RSA Insurance Ireland posts €172m loss following claims crisis
New accounts by RSA Insurance Ireland Ltd also show revenues from gross premiums fell by 5% to €385.66m.
Irregularities resulted in RSA’s parent first injecting €262m into the firm in 2013 and then making further payments totalling €137m last year.
The irregularities were discovered in 2013 and following an internal disciplinary process, CFO Rory O’Connor and claims director Peter Burke were dismissed in January last year.
The then CEO of RSA Insurance here, Philip Smith was initially suspended by the firm as it investigated the irregularities and he subsequently resigned from his post, saying he had been made a “fall guy”.
Mr Smith was earlier this year was awarded a record €1.25m after the Employment Appeals Tribunal ruled he had been constructively dismissed.
The tribunal noted at the time that suspending Mr Smith on national television “was the equivalent of taking a sledge hammer to his reputation as well as to his prospects of ever securing employment in the industry again in Ireland, Europe or possibly beyond”.
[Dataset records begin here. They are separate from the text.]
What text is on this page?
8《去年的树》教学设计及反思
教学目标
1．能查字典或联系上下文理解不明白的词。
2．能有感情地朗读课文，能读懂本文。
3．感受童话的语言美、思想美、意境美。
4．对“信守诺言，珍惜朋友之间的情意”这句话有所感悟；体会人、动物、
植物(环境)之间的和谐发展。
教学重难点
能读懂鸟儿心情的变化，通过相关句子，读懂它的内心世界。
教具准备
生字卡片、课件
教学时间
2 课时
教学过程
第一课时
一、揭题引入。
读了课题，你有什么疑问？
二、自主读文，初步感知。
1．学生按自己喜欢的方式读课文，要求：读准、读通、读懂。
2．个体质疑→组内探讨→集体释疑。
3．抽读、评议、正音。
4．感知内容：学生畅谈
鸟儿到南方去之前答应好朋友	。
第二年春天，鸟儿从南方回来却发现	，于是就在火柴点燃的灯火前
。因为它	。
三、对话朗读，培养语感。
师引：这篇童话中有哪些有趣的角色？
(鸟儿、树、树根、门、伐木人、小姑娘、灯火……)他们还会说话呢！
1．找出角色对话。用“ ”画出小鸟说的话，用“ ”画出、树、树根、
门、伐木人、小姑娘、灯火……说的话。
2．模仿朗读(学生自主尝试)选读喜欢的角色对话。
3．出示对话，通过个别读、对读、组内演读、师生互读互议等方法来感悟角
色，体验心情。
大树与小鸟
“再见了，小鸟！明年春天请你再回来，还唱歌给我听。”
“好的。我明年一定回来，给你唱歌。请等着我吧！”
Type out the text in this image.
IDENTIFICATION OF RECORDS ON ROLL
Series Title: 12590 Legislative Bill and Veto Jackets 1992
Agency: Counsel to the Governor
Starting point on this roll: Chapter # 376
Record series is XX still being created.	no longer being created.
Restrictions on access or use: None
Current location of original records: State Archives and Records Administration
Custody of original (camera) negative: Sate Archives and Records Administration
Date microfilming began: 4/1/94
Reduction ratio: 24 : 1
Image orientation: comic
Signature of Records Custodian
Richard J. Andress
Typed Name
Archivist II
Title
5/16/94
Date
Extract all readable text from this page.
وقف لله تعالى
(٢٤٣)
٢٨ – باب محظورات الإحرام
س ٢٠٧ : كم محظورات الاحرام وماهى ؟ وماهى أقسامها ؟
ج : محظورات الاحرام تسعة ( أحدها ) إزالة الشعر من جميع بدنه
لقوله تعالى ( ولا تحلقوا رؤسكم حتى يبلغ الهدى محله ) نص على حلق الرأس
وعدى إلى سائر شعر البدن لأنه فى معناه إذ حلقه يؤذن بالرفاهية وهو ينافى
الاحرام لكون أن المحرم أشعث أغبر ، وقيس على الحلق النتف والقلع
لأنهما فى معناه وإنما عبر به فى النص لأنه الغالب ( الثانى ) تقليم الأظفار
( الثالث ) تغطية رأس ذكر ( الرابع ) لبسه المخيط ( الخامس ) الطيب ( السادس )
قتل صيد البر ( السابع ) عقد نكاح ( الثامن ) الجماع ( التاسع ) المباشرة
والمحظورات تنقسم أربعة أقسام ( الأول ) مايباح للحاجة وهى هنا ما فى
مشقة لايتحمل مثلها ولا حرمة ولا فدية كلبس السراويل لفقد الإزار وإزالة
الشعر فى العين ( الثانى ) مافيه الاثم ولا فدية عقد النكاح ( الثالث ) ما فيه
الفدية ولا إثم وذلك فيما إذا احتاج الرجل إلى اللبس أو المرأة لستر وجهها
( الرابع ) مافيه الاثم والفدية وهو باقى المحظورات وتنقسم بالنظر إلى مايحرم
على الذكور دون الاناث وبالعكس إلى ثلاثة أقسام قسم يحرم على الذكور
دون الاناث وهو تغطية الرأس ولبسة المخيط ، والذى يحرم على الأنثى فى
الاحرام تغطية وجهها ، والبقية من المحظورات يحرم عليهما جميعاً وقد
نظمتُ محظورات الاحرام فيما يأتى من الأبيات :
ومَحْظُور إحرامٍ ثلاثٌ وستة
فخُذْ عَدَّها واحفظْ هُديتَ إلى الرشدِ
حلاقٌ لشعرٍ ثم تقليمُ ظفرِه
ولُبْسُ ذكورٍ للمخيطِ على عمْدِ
RSA has appealed the ruling to the court with RSA Group general counsel Derek Walsh saying the company was “astonished” by the amount of the award.
The firm last year incurred €48.77m in exceptional costs for restructuring, remediation and impairment of intangible assets.
The exceptional costs include restructuring costs of €12.43m relating to a voluntary redundancy programme.
The numbers employed at the firm last year fell from 532 to 474.
The remediation programme cost €16.97m.
Pay for the directors, including pension contributions, last year fell from €1.4m to €1.37m.
“The company carried out a comprehensive business review during the year which benefited from input from a wide range of stakeholders across the business.
"The output was a bottom-up portfolio led operational plan for the three years 2015 to 2017,” the directors say.